Our week has been filled with meetings with local church leaders and ministry workers. Mega-Cities has provided us with several contacts including several churches in our side of the city and a local slum ministry. We spent Friday morning at a local slum close to where we live. We were led by Max and his team. Max is a young Asian man, with a prominent acne problem. He looks almost comical, like an Asian hobbit. He stands a little more than five feet tall with a little poney-tail hodling his black hair at the very top of his head. His feet, which I noticed while we were resting at the end of the day, are thin, talon like nobs which look more like fingers than toes. Regardless of his funny appearance, Max leads well. He tells us what we are to do once we get into the slum and has confidence in what he does.

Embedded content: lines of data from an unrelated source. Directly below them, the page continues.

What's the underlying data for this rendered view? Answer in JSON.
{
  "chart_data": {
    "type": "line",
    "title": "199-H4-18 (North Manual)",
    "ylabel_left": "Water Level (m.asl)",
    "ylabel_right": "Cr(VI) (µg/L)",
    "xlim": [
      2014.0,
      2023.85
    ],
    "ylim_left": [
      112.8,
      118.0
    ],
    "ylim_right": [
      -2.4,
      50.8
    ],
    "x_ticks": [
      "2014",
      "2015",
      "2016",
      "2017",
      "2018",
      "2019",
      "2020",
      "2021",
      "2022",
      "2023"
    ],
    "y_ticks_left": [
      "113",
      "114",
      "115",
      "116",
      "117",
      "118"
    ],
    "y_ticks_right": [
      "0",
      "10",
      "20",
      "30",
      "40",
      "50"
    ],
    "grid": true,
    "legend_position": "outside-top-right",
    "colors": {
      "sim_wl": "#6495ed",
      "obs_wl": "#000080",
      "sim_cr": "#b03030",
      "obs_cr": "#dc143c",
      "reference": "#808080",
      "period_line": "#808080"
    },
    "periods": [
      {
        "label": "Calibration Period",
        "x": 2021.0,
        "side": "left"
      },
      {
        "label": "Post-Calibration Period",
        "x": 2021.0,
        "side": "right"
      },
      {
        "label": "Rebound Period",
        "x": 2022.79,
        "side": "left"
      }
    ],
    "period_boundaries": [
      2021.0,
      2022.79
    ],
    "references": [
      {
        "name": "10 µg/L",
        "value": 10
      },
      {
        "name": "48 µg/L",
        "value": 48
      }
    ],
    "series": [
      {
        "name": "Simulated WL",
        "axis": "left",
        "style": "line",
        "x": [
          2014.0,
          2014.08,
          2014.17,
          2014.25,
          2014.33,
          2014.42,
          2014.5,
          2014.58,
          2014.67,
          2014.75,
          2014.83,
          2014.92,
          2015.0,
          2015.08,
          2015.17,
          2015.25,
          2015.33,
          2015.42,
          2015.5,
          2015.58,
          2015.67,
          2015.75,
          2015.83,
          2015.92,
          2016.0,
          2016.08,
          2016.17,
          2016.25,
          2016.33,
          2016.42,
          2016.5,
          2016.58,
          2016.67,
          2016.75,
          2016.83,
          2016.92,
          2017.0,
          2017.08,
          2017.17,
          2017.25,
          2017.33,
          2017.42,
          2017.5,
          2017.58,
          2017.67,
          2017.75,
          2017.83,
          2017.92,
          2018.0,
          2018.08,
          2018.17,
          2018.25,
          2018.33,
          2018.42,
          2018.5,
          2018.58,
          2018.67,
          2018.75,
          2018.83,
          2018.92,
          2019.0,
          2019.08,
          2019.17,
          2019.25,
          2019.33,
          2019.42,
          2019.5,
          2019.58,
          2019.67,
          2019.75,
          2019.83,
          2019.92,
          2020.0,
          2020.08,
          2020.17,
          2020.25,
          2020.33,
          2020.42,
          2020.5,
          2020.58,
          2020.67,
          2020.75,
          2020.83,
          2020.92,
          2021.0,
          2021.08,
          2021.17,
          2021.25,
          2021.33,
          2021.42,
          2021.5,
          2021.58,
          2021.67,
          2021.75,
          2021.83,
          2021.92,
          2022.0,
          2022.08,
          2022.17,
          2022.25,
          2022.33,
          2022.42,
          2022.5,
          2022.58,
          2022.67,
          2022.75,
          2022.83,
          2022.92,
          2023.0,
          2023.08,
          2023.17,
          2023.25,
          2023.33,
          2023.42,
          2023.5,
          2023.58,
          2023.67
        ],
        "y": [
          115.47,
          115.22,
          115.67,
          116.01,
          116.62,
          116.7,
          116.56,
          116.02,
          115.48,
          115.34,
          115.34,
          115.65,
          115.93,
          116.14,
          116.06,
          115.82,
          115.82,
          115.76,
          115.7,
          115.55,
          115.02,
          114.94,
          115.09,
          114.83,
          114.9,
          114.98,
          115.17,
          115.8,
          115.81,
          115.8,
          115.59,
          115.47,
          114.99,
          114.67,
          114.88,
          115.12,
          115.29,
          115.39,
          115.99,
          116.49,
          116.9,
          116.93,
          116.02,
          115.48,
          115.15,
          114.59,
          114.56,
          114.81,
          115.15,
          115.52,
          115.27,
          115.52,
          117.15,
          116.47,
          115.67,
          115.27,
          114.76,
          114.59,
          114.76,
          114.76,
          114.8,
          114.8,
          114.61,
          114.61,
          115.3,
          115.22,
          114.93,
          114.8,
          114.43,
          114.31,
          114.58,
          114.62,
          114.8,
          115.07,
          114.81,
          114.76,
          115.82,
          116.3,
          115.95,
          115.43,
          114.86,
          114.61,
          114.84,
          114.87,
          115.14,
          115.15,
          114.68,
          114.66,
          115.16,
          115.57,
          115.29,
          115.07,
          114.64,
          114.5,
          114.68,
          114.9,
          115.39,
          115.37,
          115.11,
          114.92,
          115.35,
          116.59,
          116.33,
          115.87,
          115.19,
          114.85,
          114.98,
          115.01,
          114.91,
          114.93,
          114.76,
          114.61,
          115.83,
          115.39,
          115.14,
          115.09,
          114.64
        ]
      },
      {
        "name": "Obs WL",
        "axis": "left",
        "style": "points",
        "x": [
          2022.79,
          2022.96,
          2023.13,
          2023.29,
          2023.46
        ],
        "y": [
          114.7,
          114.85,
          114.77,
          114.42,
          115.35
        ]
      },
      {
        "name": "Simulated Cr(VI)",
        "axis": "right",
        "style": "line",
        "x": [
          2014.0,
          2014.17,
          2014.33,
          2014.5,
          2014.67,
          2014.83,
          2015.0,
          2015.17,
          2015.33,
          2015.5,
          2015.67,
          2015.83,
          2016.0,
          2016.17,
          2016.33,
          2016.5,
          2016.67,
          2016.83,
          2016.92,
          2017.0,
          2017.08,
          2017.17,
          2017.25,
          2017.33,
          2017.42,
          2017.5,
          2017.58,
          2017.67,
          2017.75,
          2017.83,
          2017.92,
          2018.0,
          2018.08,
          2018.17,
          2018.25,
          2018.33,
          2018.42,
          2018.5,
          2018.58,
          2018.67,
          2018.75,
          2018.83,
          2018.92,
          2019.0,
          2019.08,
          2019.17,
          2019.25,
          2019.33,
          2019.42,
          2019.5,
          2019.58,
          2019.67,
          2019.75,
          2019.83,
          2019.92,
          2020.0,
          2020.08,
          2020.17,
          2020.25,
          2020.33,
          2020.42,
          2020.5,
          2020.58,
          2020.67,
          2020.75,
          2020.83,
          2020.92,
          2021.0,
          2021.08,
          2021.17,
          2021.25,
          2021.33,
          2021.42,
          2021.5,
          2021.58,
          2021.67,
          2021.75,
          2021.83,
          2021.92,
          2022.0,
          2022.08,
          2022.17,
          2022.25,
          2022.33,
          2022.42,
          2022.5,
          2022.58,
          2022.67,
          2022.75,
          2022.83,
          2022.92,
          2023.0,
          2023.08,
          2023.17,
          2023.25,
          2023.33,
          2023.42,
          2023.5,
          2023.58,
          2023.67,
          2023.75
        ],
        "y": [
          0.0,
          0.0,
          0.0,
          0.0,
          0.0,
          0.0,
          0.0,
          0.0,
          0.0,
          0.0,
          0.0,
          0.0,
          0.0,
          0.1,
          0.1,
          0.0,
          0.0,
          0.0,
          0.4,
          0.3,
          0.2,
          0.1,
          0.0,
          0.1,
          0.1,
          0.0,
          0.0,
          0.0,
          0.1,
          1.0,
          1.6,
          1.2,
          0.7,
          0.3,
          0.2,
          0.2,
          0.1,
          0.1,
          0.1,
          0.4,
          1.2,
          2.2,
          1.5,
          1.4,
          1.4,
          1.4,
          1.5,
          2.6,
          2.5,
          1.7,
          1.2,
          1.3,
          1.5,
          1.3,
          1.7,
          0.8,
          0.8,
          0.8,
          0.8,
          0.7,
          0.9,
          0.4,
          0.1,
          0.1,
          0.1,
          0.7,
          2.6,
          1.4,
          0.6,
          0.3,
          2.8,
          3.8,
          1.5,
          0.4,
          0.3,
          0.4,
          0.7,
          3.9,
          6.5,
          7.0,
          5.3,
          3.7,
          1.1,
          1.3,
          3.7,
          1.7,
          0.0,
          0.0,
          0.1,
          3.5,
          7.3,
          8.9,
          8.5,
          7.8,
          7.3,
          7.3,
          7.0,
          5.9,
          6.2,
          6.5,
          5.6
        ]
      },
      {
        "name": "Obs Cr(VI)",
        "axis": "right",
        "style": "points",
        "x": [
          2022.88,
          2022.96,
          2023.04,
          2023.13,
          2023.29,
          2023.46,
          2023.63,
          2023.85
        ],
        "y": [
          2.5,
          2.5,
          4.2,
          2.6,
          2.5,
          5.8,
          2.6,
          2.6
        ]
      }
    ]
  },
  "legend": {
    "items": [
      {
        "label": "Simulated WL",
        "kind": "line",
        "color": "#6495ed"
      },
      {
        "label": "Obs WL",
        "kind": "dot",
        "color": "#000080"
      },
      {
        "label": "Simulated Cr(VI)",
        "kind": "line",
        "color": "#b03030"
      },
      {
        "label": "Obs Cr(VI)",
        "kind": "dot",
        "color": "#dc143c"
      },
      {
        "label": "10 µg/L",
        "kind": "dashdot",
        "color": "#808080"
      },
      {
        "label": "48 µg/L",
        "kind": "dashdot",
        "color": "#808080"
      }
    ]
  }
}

The day in the slum began with us making our way through some very narrow and dark passages in the East part of the city. The neighborhood itself is tucked in from City J's main streets. The homes here are very small and the walkways through this little residential area are cramped and filled with pieces of garbage and refuse that the neighbors leave. I have seen poorer communities like those families who live on the trash mounds of Tijuana Mexico but they are still obviously poor.
A local woman invited us into her house, the first thing we arrived. She took us into her tiny little room of a house where she tried to make all fourteen of us comfortable. We all sat closely to one another, legs folded, as we went over the agenda for the day. The people of the neighborhood, brought donuts or rather a pastry-type food that they called donuts and clean water for us to drink. Max tells us we're here to do three things. One, is to work with some of the children of the neighborhood, the second is to help with a Christian doctor who makes visits here to reguarly check up on the children in the area, and the third is to clean all the trash and refuse lying in the corridors between the houses.
I help clean the trash while simultaneously video-recording all of our progress as we follow Max's volunteers who show us where we should clean. I get in there right away, I take the trash with one barehand and throw it into my clear plastic bag, feeling the wet and sometimes slimy trash on my fingers. We did this for an hour or so, greeting the curious on-lookers and neighbors with Salamat Pagi! (Good morning!) They're very interested in us. They surround us to see who are these white people in the neighborhood. Everyone's friendly. The children play with us or shyly look at us from a distance. Everyone laughs as I come out from one of the houses and bump my head on a low ceiling, just above the door.